UN Committee passes first ever set of UN debt restructuring principles
Just ten days after the UN’s International Conference on Financing for Development, and just in time for the endorsement of the new sustainable development agenda, a UN Committee has agreed on a set of principles to guide further sovereign debt restructuring processes. The new UN principles were inspired by the devastating bank bailouts in Greece, and by the vulture fund lawsuits that Argentina faced at US courts. They build on preparatory work done by an expert group convened by the UN Conference on Trade and Development (UNCTAD) and, subject to approval by the UN General Assembly (UN GA) in early September, will be the first step towards a new multilateral debt restructuring framework that aims to prevent future debt crises, or at least manage them better.
Litmus test for the new development agenda
Debt crises undermine development and cause humanitarian catastrophe. Creating a better debt workout mechanism has been on the UN’s to do list since the first Financing for Development (FfD) Summit in 2002 in Monterrey (pushed mainly by G77 countries, the negotiating bloc of developing countries at the UN).

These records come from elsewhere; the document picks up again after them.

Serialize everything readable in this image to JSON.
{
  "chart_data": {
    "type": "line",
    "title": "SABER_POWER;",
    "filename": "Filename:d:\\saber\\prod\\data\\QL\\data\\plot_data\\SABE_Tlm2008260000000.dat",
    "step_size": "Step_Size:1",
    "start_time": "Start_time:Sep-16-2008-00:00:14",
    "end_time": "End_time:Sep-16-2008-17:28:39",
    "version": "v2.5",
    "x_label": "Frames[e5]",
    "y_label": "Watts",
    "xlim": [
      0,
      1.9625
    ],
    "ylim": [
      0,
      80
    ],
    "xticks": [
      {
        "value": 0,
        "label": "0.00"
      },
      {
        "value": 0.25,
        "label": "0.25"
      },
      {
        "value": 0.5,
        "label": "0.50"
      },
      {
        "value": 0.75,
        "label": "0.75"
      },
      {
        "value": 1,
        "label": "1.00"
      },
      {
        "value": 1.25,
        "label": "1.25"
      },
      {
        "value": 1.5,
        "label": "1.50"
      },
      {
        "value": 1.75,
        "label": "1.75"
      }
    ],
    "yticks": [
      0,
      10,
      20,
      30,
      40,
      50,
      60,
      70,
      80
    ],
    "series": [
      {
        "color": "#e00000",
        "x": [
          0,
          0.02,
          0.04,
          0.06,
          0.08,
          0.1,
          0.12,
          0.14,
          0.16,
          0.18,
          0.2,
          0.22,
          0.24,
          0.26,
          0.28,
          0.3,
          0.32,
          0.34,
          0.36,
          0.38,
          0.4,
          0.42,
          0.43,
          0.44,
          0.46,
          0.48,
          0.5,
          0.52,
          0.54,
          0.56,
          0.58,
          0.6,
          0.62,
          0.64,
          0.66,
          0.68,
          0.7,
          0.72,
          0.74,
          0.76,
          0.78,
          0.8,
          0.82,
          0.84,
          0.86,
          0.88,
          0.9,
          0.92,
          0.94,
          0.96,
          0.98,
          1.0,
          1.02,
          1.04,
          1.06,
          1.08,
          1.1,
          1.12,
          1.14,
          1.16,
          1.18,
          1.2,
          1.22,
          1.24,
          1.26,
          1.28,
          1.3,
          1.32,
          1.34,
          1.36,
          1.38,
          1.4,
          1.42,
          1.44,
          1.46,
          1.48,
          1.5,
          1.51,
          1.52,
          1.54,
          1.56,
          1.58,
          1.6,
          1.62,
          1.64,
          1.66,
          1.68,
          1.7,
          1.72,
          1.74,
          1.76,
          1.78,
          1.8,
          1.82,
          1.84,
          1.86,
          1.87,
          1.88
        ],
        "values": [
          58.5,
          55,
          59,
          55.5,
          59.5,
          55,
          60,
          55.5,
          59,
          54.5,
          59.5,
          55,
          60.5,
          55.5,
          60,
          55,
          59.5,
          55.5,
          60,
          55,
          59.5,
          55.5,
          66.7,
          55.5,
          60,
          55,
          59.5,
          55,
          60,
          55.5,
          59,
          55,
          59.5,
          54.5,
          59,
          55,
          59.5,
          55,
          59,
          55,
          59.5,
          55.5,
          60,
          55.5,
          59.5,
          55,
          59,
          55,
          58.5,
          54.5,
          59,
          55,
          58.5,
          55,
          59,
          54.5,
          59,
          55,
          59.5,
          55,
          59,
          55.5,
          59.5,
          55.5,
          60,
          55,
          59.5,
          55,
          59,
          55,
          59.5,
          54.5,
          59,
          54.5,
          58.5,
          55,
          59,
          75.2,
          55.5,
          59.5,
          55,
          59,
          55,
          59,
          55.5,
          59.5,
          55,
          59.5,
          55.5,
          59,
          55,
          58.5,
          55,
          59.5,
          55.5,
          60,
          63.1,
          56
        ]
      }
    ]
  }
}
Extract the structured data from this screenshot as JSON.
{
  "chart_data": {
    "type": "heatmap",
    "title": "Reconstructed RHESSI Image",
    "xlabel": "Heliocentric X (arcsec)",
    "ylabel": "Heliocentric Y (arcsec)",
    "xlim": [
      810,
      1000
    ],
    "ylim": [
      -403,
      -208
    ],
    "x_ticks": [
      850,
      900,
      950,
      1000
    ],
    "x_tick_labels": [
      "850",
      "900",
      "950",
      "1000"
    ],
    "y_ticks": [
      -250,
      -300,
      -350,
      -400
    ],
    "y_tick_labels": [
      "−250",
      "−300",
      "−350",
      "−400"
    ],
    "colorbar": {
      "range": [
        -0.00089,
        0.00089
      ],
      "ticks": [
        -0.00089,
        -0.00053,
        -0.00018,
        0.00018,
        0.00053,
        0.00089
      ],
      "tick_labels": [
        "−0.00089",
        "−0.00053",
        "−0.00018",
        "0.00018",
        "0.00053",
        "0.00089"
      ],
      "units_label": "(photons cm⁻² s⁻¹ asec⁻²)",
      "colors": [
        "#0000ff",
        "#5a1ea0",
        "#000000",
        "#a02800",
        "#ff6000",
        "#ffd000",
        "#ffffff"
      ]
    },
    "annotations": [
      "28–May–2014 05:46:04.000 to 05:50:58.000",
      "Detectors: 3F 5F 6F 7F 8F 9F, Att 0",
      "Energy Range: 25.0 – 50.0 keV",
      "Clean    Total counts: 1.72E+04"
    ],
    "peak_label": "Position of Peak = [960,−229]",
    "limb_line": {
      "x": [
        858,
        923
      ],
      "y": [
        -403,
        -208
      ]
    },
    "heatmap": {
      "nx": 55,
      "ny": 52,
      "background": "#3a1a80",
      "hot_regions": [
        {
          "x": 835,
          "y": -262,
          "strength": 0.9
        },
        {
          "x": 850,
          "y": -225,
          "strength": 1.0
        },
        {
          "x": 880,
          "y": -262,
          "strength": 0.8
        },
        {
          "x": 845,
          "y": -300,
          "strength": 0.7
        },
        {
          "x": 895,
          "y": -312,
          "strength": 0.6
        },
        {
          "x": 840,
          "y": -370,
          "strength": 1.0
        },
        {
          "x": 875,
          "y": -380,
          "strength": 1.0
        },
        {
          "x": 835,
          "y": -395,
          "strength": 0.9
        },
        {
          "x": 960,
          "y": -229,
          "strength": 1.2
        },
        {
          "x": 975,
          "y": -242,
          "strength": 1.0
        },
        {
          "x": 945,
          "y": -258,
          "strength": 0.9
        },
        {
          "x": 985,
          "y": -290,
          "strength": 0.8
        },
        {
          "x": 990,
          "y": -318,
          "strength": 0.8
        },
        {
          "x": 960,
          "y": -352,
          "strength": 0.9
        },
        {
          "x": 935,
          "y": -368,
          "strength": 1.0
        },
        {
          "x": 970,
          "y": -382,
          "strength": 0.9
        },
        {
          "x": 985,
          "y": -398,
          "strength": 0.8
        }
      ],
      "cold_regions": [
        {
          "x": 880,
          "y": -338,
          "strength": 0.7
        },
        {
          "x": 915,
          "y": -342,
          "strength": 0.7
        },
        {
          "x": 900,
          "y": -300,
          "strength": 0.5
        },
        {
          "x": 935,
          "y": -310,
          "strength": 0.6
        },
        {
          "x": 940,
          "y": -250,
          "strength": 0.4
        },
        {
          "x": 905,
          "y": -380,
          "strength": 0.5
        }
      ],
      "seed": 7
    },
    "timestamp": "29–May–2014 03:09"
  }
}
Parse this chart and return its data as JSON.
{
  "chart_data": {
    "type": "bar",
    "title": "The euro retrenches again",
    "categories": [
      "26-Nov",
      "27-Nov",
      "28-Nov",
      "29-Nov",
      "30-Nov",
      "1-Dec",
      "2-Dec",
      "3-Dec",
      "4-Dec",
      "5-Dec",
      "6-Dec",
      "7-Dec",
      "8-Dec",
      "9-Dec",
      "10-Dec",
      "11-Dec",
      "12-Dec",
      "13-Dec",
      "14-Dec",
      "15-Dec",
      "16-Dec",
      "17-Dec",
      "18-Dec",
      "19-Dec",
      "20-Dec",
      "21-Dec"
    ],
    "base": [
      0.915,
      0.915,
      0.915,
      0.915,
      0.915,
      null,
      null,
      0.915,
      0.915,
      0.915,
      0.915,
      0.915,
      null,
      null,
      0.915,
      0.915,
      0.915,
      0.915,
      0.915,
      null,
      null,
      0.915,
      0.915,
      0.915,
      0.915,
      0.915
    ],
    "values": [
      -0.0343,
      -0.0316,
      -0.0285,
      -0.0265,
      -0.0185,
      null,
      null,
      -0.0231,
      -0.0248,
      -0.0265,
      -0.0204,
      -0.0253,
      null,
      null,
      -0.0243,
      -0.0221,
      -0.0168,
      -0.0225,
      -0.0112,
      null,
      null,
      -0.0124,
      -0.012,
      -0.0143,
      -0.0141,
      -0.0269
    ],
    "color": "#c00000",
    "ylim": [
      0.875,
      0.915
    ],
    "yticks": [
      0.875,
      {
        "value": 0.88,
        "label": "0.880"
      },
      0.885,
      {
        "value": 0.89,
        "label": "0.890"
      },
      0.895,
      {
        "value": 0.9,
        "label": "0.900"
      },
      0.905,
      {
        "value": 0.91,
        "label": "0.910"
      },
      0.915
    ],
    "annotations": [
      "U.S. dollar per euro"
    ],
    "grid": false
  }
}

Recently the Sustainable Development Goals
also acknowledged the need for debt restructurings to prevent debt crises. However, the necessary institutions to restructure sovereign debts in a speedy, timely, fair and sustainable manner are still missing. The current process for managing debt crises remains a “bail-out” regime that facilitates and rewards reckless financial speculation, free-riding and predatory lending, by making such operations literally risk-free and allowing for usurious profit rates. The multi-€100 billion transfer of liabilities from the private to the public that this bailout regime implied faces massive critique, which is catalysing the reform processes.
New UN debt restructuring principles
The UN General Assembly Resolution
, passed in September 2014, therefore called “for the intensification of efforts to prevent debt crises by enhancing international financial mechanisms for crisis prevention and resolution” and decided to “elaborate and adopt through a process of intergovernmental negotiations … a multilateral legal framework for sovereign debt restructuring processes with a view, inter alia, to increasing the efficiency, stability and predictability of the international financial system”.
The UN General Assembly’s Ad Hoc Committee, which has been set up to get this job done, was assigned the ambitious task of developing such a framework in just three sessions, held at UN headquarters in New York between February and July this year. The result is the nine principles for debt restructuring processes
that have now been released. In summary, these are:
1. The sovereign right to start a restructuring process
2. Good faith negotiations by debtor and creditor
3. Transparency of the process and related data
4. Impartiality of all institutions and actors involved
5. Equitable treatment of creditors
6. Sovereign immunity of states before foreign courts
7. Legitimacy of the institutions involved
8. Sustainability: speedy conclusion, and outcomes that promote growth and respect human rights
9. Majority restructurings: minorities that respect decisions approved by the majority.
The Committee could benefit from the work done by the UNCTAD expert group on debt workout mechanisms in the two preceding years, which made it possible to take the conceptual work to this stage in the short time available. The UN principles build on the UNCTAD Roadmap and Guide for Sovereign Debt Workouts
that had been finalised and released in May of this year.
If it’s broke, fix it: Building on lessons learnt
The negotiations at the UN GA were inspired by the experiences of the last few decades. The increasing problems with holdout creditors and vulture funds lawsuits (that undermine the existing system of voluntary creditors’ participation in debt restructurings) points towards the need to strengthen majority restructurings. The attempt by New York judge Thoma Griesa to apply his rulings extra-territorially has demonstrated the need to strengthen sovereign immunity.
The experience of the 2012 Greek debt restructuring – combined with the fact that the existing framework has failed to solve the Greek debt crises until now – made clear that a new regime must build on the pillars of legitimacy, impartiality, transparency, good faith and sustainability. As the Greek parliamentarian Stelios Kouloglou pointed out when these principles had been presented in the European Parliament
, none of them has been followed in the management of the Greek crisis thus far. This is a key reason why the crisis is still not over.
Political setbacks caused delay
The original aim of the UN Committee to create a multilateral legal framework for debt restructuring could not be achieved in the short timeframe given. This was also due to the political blockade of a minority of countries in which the financial industry successfully lobbied the government, in particular the US and some EU Member States. The US government openly declared
in the UN’s FfD negotiations that sovereign debt restructurings should follow the ideas of the International Capital Markets Association (ICMA), a financial industry lobby organisation that, according to its own description
, “serves the needs of its members”.
By mid-September, the UN GA will vote on a new Resolution to adopt these principles and decide on the follow-up process that should create the next building blocks of the multilateral debt restructuring framework. Much pressure on governments from the global north will be needed to ensure that they stop dancing to the bank lobby’s tune.